Northwest Classical Music Destination: Rimsky-Korsakoffee House
The Rimsky-Korsakoffee House in Portland, OR recently became the topic of conversation here at Northwest Public Radio. It seemed only natural to send word to my Portland-residing father, who decided to head over to the musically themed café that evening, buy himself some dessert and check things out.
He and I bonded over a love of Scheherazade when I was very young – one of those unconditional, slightly irrational feelings of love that has lasted a couple decades and is safe to assume will never go away.
To say he was thrilled with the place would be an understatement. He immediately went to work trying to uncover the Rimsky-Korsakoffee House history and found a wait staff eager to chat about it.

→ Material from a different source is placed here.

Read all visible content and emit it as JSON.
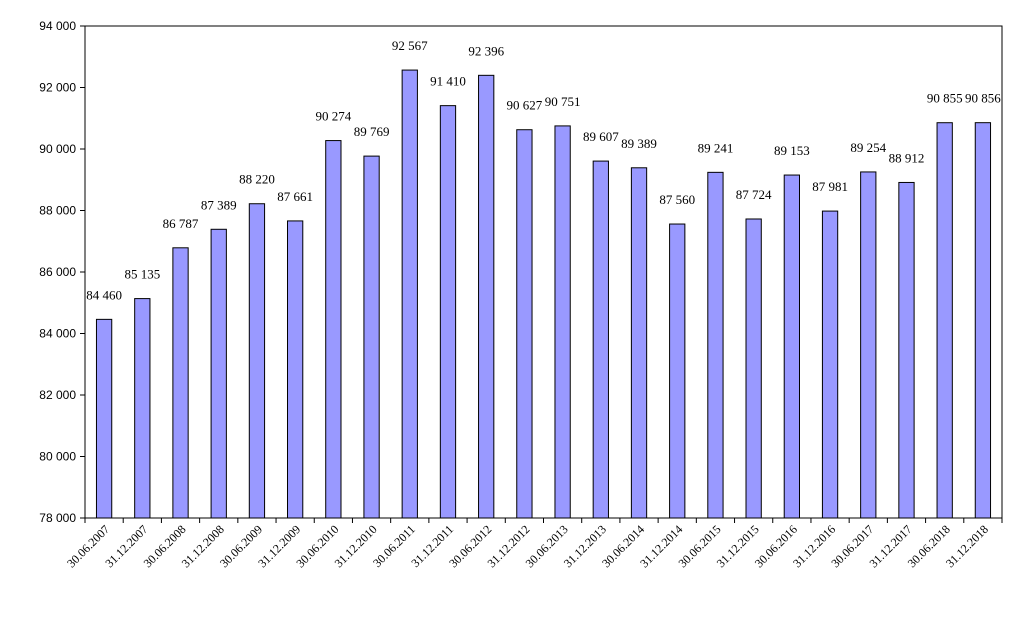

The owner, Goody Cable, opened the coffee house after she tired of cleaning up after the classical music parties she would throw for her children. That was 35 years ago, in 1980. It’s exactly what you’d expect of one of Portland’s oldest coffee shops – eclectic, quirky,creative. Each table is themed – just pick a composer – and some are supposedly haunted. Classical recordings and live performances are, fittingly, the only thing you’ll hear during your time at the Rimsky-Korsakoffee house.
Despite its fame, this spot is secluded and is not easy to find, and that’s the way they like it. “Located in an industrial and not too friendly part of town, there is no way to know the house is there unless you just know. That’s part of the charm,” said classically trained singer Sara Jane Patterson, on her first visit.
On top of being difficult to locate, the Rimsky-Korsakoffee House doesn’t keep typical coffee shop hours, and serves only from 7 PM to midnight. No credit cards either – they only accept cash or check. And you won’t find a website, Facebook page or digital tracks of any kind.
You will find plenty of rave reviews, though.
Sara Jane says it’s “the sort of place that if no one was performing and you had it in you to step up to the piano, not one person would mind; they would be delighted. That is the beauty of the place.”
It seemed no one did mind when she decided to add to the music that night. As the guitarist strummed John Dowland tunes, she sang along. “We bonded over the harmonies we were creating. And really, isn’t that what music is all about? Bringing all parties together to create art in the moment, even with weird things dangling from the ceiling.”